It was to this establishment that
Newman Noggs led Miss Kenwigs in safety. The
proprietor, knowing that Miss Kenwigs had three sisters,
each with two flaxen tails, and all good for sixpence
apiece, once a month at least, promptly deserted an
old gentleman whom he had just lathered for shaving,
and handing him over to the journeyman, (who was not
very popular among the ladies, by reason of his obesity
and middle age,) waited on the young lady himself.
Just as this change had been effected,
there presented himself for shaving, a big, burly,
good-humoured coal-heaver with a pipe in his mouth,
who, drawing his hand across his chin, requested to
know when a shaver would be disengaged.
The journeyman, to whom this question
was put, looked doubtfully at the young proprietor,
and the young proprietor looked scornfully at the
coal-heaver: observing at the same time:
‘You won’t get shaved here, my man.’
‘Why not?’ said the coal-heaver.
‘We don’t shave gentlemen
in your line,’ remarked the young proprietor.
’Why, I see you a shaving of
a baker, when I was a looking through the winder,
last week,’ said the coal-heaver.
‘It’s necessary to draw
the line somewheres, my fine feller,’ replied
the principal. ’We draw the line there.
We can’t go beyond bakers. If we was
to get any lower than bakers, our customers would
desert us, and we might shut up shop. You must
try some other establishment, sir. We couldn’t
do it here.’
The applicant stared; grinned at Newman
Noggs, who appeared highly entertained; looked slightly
round the shop, as if in depreciation of the pomatum
pots and other articles of stock; took his pipe out
of his mouth and gave a very loud whistle; and then
put it in again, and walked out.
The old gentleman who had just been
lathered, and who was sitting in a melancholy manner
with his face turned towards the wall, appeared quite
unconscious of this incident, and to be insensible
to everything around him in the depth of a reverie—a
very mournful one, to judge from the sighs he occasionally
vented—in which he was absorbed.
Affected by this example, the proprietor began to clip
Miss Kenwigs, the journeyman to scrape the old gentleman,
and Newman Noggs to read last Sunday’s paper,
all three in silence: when Miss Kenwigs uttered
a shrill little scream, and Newman, raising his eyes,
saw that it had been elicited by the circumstance of
the old gentleman turning his head, and disclosing
the features of Mr Lillyvick the collector.
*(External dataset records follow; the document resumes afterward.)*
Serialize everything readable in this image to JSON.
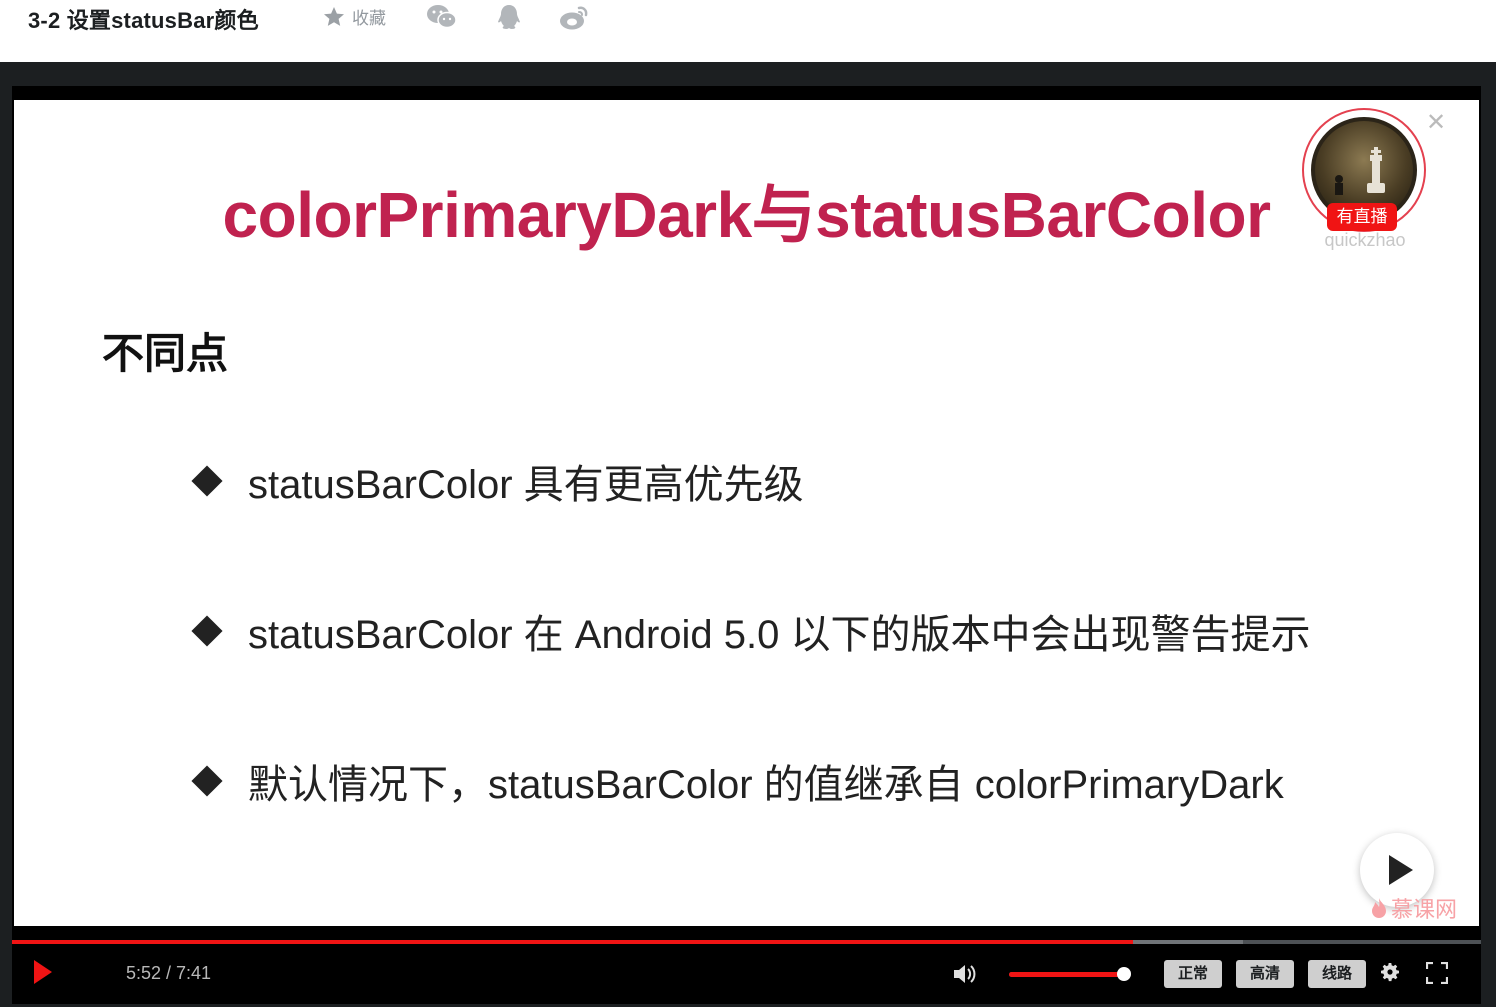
{
  "header": {
    "title": "3-2 设置statusBar颜色",
    "favorite_label": "收藏",
    "share_icons": [
      "wechat-icon",
      "qq-icon",
      "weibo-icon"
    ]
  },
  "slide": {
    "title": "colorPrimaryDark与statusBarColor",
    "heading": "不同点",
    "bullets": [
      "statusBarColor 具有更高优先级",
      "statusBarColor 在 Android 5.0 以下的版本中会出现警告提示",
      "默认情况下，statusBarColor 的值继承自 colorPrimaryDark"
    ]
  },
  "streamer": {
    "live_badge": "有直播",
    "name": "quickzhao"
  },
  "watermark": "慕课网",
  "player": {
    "time_current": "5:52",
    "time_total": "7:41",
    "time_display": "5:52 / 7:41",
    "progress": 0.763,
    "buffered": 0.838,
    "volume": 0.96,
    "speed_label": "正常",
    "quality_label": "高清",
    "line_label": "线路"
  },
  "colors": {
    "accent": "#f01414",
    "title": "#c0224f"
  }
}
The features of Mr Lillyvick they
were, but strangely altered. If ever an old
gentleman had made a point of appearing in public,
shaved close and clean, that old gentleman was Mr Lillyvick.
If ever a collector had borne himself like a collector,
and assumed, before all men, a solemn and portentous
dignity as if he had the world on his books and it
was all two quarters in arrear, that collector was
Mr Lillyvick. And now, there he sat, with the
remains of a beard at least a week old encumbering
his chin; a soiled and crumpled shirt-frill crouching,
as it were, upon his breast, instead of standing boldly
out; a demeanour so abashed and drooping, so despondent,
and expressive of such humiliation, grief, and shame;
that if the souls of forty unsubstantial housekeepers,
all of whom had had their water cut off for non-payment
of the rate, could have been concentrated in one body,
that one body could hardly have expressed such mortification
and defeat as were now expressed in the person of
Mr Lillyvick the collector.
Newman Noggs uttered his name, and
Mr Lillyvick groaned: then coughed to hide it.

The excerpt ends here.